Umair Haque is Director of the Havas Media Lab. His writings are featured on Harvard Business Review’s site.
I’d love to hear your take on Haque’s tweet. Does your organization put customer’s concerns ahead of everything else? Or is stuck in the what-we-want-to-say-not-what-they-want-to-hear mentality?
He’s right, and it will be more difficult than anyone can imagine. People’s sensibilities have been conditioned to view business as a transactional, adversarial game.
Peruse any business publication or be the proverbial fly on any organizational wall and you’ll be repeatedly exposed to war and sports metaphors. You know: capture market share, armed with information, attack the competition, hit a home run, go the distance, raise the bar, and so forth. It’s difficult to change your thinking when you’re surrounded by such inapt language.
How can anyone treat customers like friends when they’re consistently referred to as targets to be captured or territories to be conquered?
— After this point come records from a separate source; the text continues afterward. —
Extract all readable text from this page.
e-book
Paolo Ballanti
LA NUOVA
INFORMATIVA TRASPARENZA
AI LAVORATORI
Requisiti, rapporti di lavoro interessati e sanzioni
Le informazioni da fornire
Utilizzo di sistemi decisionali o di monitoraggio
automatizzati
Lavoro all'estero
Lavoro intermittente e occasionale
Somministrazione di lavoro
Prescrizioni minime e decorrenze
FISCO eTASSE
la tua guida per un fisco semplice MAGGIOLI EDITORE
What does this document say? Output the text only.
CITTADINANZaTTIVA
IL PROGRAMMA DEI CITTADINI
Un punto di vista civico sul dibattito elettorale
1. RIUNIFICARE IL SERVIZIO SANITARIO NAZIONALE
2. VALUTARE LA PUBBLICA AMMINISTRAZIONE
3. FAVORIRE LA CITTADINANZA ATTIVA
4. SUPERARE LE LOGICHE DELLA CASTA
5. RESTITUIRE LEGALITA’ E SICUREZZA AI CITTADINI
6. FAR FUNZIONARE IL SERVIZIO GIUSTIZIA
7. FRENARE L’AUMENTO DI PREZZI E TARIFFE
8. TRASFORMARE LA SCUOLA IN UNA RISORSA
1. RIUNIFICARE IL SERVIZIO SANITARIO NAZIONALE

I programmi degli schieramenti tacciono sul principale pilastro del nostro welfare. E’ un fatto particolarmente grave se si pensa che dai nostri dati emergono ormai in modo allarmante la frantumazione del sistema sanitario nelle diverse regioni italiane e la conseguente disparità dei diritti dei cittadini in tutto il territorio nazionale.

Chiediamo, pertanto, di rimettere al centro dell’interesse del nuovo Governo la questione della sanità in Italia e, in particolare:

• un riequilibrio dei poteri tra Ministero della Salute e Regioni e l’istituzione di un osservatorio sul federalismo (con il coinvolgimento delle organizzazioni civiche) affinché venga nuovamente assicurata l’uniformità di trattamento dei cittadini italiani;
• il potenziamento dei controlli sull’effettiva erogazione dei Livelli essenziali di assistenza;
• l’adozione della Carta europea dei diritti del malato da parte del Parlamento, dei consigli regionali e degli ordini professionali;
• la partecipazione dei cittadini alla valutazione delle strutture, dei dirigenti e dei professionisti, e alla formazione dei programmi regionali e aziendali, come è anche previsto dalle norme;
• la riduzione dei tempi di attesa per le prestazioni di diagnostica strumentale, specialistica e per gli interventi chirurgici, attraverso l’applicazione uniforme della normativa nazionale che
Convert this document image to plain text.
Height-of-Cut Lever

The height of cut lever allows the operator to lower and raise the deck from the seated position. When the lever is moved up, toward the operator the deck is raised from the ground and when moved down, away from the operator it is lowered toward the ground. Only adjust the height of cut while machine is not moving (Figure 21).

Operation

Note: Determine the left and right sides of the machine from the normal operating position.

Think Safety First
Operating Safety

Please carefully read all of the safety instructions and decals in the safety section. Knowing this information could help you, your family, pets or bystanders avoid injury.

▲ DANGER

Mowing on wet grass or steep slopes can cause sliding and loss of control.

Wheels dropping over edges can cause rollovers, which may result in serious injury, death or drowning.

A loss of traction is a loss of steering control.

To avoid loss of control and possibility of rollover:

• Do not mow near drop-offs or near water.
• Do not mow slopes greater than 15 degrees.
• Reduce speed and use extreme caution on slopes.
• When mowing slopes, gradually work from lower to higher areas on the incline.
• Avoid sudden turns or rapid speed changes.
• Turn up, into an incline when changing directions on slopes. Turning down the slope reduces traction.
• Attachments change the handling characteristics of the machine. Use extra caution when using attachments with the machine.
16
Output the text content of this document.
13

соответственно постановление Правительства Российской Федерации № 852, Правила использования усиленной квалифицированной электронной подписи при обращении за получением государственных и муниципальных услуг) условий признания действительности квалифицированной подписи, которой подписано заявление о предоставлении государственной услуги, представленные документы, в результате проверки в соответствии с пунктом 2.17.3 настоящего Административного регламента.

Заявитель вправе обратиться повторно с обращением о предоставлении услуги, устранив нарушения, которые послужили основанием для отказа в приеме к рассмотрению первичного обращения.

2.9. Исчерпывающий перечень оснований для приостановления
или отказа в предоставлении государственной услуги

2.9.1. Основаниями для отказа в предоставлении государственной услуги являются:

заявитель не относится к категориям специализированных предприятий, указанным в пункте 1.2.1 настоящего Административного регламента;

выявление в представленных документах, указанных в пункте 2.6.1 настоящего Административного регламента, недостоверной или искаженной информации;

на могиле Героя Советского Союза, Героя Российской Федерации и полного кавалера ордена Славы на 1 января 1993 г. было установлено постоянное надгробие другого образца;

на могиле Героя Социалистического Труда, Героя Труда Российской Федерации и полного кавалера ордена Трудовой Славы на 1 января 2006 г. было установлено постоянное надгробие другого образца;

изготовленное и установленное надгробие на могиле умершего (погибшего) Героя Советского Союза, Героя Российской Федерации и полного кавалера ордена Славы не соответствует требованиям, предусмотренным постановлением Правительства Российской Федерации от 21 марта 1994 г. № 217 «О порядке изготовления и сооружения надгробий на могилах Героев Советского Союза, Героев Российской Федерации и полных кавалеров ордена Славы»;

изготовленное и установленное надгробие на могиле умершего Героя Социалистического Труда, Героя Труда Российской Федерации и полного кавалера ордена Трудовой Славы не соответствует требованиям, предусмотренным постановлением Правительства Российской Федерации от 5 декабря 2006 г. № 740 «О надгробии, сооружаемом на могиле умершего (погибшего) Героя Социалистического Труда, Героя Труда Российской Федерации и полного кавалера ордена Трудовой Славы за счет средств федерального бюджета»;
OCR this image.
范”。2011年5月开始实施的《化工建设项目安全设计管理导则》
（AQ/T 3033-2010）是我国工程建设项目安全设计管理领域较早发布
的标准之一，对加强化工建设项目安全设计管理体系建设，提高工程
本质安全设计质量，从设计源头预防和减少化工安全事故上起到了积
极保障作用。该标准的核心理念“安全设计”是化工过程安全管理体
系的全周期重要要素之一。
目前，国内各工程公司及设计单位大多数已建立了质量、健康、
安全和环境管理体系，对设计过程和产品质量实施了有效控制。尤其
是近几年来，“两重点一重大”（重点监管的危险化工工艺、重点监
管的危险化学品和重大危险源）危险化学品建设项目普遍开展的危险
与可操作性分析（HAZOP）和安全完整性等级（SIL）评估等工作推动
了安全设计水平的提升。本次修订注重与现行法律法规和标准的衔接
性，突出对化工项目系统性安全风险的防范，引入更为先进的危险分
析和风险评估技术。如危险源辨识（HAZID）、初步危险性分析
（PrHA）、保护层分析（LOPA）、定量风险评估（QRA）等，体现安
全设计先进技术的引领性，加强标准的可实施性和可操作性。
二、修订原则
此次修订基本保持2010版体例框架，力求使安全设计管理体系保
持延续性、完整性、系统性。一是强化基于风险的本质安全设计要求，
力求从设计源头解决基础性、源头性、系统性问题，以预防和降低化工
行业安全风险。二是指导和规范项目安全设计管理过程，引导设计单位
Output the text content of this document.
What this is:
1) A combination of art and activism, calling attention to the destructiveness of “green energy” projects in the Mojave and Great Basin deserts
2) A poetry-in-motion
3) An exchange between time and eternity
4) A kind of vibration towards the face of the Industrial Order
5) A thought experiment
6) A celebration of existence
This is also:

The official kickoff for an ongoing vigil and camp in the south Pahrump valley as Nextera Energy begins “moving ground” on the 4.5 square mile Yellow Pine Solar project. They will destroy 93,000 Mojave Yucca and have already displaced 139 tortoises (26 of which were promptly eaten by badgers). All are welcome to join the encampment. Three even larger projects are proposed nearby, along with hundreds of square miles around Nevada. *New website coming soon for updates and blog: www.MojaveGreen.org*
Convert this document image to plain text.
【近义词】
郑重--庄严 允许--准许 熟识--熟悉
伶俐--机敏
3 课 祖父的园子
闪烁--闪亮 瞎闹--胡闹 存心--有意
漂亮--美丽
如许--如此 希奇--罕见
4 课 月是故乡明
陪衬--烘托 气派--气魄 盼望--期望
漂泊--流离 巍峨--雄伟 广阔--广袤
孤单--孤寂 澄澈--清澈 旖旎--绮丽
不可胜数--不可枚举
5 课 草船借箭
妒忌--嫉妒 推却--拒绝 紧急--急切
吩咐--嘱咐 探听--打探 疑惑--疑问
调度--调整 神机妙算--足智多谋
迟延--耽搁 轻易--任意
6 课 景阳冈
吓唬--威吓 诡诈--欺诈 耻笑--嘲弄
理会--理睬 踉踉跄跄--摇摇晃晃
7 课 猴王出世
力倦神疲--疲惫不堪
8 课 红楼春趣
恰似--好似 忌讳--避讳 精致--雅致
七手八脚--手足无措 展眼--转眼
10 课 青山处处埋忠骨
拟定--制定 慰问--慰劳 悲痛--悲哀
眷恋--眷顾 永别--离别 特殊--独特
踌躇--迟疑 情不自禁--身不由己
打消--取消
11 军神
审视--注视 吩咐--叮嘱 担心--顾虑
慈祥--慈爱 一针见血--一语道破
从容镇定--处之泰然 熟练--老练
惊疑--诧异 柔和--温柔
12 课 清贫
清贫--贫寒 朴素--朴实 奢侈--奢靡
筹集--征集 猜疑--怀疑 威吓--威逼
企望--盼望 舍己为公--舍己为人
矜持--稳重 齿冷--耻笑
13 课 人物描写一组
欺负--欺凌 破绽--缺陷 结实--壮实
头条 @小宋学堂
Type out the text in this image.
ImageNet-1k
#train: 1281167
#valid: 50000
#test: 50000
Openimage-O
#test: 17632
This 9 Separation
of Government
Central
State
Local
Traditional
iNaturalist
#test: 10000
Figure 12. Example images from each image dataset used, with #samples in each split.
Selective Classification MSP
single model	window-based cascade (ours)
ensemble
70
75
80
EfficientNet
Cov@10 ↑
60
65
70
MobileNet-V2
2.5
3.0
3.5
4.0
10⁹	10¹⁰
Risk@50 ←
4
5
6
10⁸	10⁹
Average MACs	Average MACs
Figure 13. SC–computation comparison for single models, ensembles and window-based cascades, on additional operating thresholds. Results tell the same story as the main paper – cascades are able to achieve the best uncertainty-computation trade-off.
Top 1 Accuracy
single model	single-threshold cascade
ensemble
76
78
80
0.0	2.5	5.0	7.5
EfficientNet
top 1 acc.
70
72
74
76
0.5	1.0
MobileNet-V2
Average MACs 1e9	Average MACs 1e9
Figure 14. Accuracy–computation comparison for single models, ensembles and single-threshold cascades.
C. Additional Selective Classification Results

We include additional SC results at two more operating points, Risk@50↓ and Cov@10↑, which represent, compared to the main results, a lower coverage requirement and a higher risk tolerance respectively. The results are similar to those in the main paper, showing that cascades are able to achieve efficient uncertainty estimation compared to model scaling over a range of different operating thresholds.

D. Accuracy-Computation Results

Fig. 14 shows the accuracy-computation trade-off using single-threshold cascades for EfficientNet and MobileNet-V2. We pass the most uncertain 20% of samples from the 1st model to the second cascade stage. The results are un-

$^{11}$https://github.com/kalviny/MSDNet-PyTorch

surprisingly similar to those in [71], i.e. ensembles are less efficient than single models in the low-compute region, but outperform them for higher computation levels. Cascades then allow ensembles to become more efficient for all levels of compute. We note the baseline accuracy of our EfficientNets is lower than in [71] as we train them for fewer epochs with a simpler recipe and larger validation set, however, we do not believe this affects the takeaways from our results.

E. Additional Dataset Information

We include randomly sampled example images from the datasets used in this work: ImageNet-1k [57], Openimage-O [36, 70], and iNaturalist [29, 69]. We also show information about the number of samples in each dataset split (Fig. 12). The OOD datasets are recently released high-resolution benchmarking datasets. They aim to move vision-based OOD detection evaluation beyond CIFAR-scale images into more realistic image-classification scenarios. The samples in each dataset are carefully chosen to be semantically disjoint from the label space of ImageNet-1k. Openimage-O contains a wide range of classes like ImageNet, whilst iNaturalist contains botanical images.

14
And how can you hope to build long-term, mutually beneficial relationships when you’re busy “hooking them” and “reeling them in.”
Most organizations use customers to make more and more money, instead of using money to make more and more happy customers. Umair’s challenge is to stop treating customers as a means to an end, that end being numbers, rewards, etc., and start treating them and their lives as the end goal. It’s a huge change in perspective.
Tom,
Thanks for the thoughtful contribution here. You’re worrying me a little though with the push back on hooking and reeling language, because the name of my company is Bonehook and we do use fishing metaphors, although we don’t focus on that. Be that as it may, it’s probably time to remove all such thinking and language in favor of mutually beneficial thinking and language.